Dividing Your Neighbors: not to conquer, just to count

Hello!  I’m Joshua Wagner ’19, a chemistry and mathematics major at Gettysburg College.  Like any good mathematics major, I like to count things, and that’s good because I just spent the summer counting arithmetical structures on graphs with my research advisor, Dr. Glass.

Before we dive into my research topic, I would like to answer an interesting research question: “where is math research done?”  Well, all a researcher needs is a reliable laptop, a few pens (various colors help), a ream of paper (to scribble on before throwing away), some patience, chalk, and a blackboard.  So you can see that on days where the blackboard and chalk aren’t necessary, math research can be done anywhere.

Research can take place on a beautiful patio,

at a National Military Park,

or in Glatfelter Hall surrounded by professors and other students.  Where is the best place to conduct math research?  Gettysburg College, hands down.

Pivoting back to my summer research, to understand what it means to count arithmetical structures on graphs, we need understand two basic definitions.

First, what is a graph?  A graph is a group of nodes that are connected by edges. See the picture below:

Second, what is an arithmetical structure?  We can assign positive integers to each node on a graph, and if each node divides the sum of its neighbors and the greatest common divisor is one, we will call that assignment of integers an arithmetical structure. See the picture below:

There are much more complicated and rigorous ways to define an arithmetical structure using matrices, vectors, and complicated mathematical jargon, but this definition will suffice.

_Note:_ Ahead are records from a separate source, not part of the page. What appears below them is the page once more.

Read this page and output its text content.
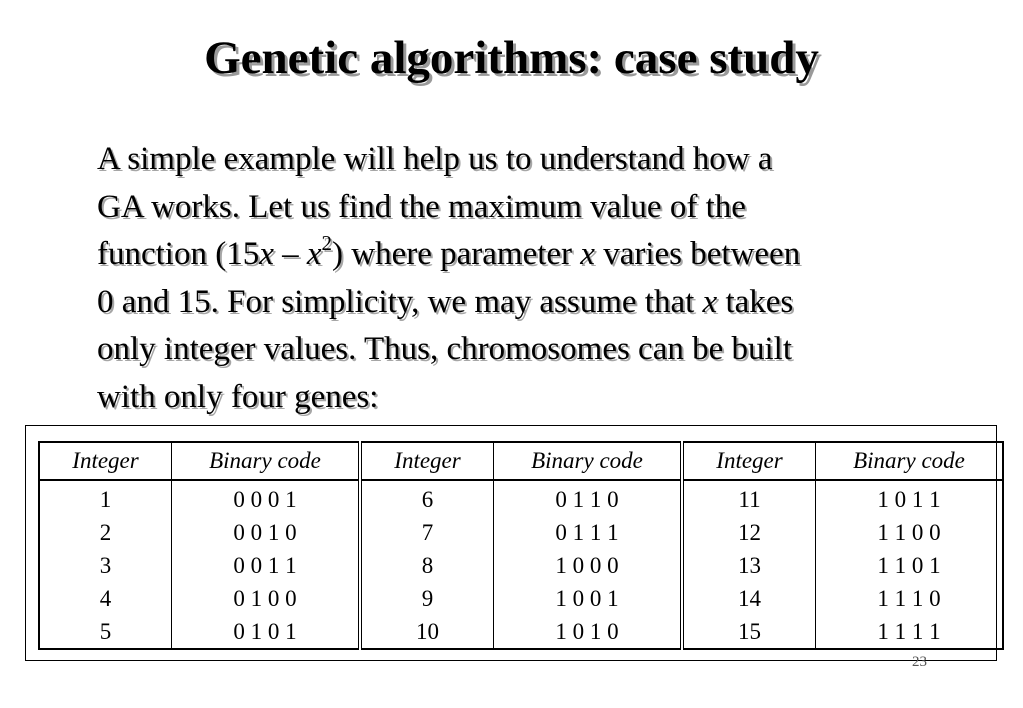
Genetic algorithms: case study
A simple example will help us to understand how a
GA works. Let us find the maximum value of the
function $(15x - x^2)$ where parameter x varies between
0 and 15. For simplicity, we may assume that x takes
only integer values. Thus, chromosomes can be built
with only four genes:
Integer	Binary code	Integer	Binary code	Integer	Binary code
1	0 0 0 1	6	0 1 1 0	11	1 0 1 1
2	0 0 1 0	7	0 1 1 1	12	1 1 0 0
3	0 0 1 1	8	1 0 0 0	13	1 1 0 1
4	0 1 0 0	9	1 0 0 1	14	1 1 1 0
5	0 1 0 1	10	1 0 1 0	15	1 1 1 1
23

We already knew from a mathematician (Lorenzini) that any graph must have a finite number of valid arithmetical structures.  We also already have an algorithm for finding any arithmetical structures on a line of nodes, which we call a path, or a circle of nodes, which we call a cycle.

Now that you know what an arithmetical structure is, let’s say a few things about arithmetical structures on simple paths and cycles.  As we know, the first node on the end of a path must divide its neighbor.  We know that this second node must divide the third plus the first.  We can then see that the first node divides the third, and we can deduce that the first node must divide every other node evenly too.  (Try this with some scratch paper if you need convincing.)

Why does this matter?  Well, if the greatest common denominator of the values is 1, then the value of the first node must be 1 because it divides all the other nodes.  Similarly, we can see that if two nodes next to each other are equal, then those two nodes must evenly divide all the other nodes, so again we can see that if two neighboring nodes are equal, then they must be 1’s.

So, now we know that any path or cycle either has a local maximum, or is labeled with all ones.  In addition, we know that any local maximum must be the sum of its neighbors and that maximum can be removed to form another valid arithmetical structure.  In this example, 2 is a local maximum, so we can “smooth” the structure by removing it:

We can also do the inverse operation and add in a local maximum to create a more complex arithmetical structure:

From these facts we can make the lemma that any arithmetical structure on a path or cycle can be smoothed down to form a path or a cycle of all ones.  We can then also say that any arithmetical structure can be formed by adding in local maxima (like how we added the node with a 4 in the example above).

My research has been focused on counting how many arithmetical structures can be assigned to a given graph with more complex features.  Like, what would happen if two nodes were connected twice?

This complicates matters, as you can get a graph with a local maximum that is not the sum of its neighbors:

The number of “smooth structures,” or number of structures without a local maximum that is the sum of its neighbors is nontrivial to count.  It’s actually rather difficult to do and even harder to generalize.

How is math research performed?  I spent the first several weeks of the summer writing programs to find all of the arithmetical structures for smaller individual graphs.  From this data, we were able to distinguish patterns emerging.

Continuing through the summer, I spent less time programming, and more time writing proofs of why those patterns existed.  For instance, we noticed that one vertex next to a doubled edge seemed to always divide the sum of its neighbors twice (like 11 divides 2(9)+4 twice in the labeled graph above), so we proved that must happen.

We kept proving small things called lemmas until we were able to count all structures on more general graphs and form theorems.  For instance:

We were hoping that these theorems would piece together nicely and we could generalize our results to any path or cycle with a doubled edge.  We are still looking for a way to do this.

I presented our current findings in a 15 minute talk to professors and students from around the country on July 27th at MathFest, the Mathematical Association of America’s yearly meeting.  While in Chicago, we plan to learn some interesting math from leading mathematicians (and also have some deep dish pizza)!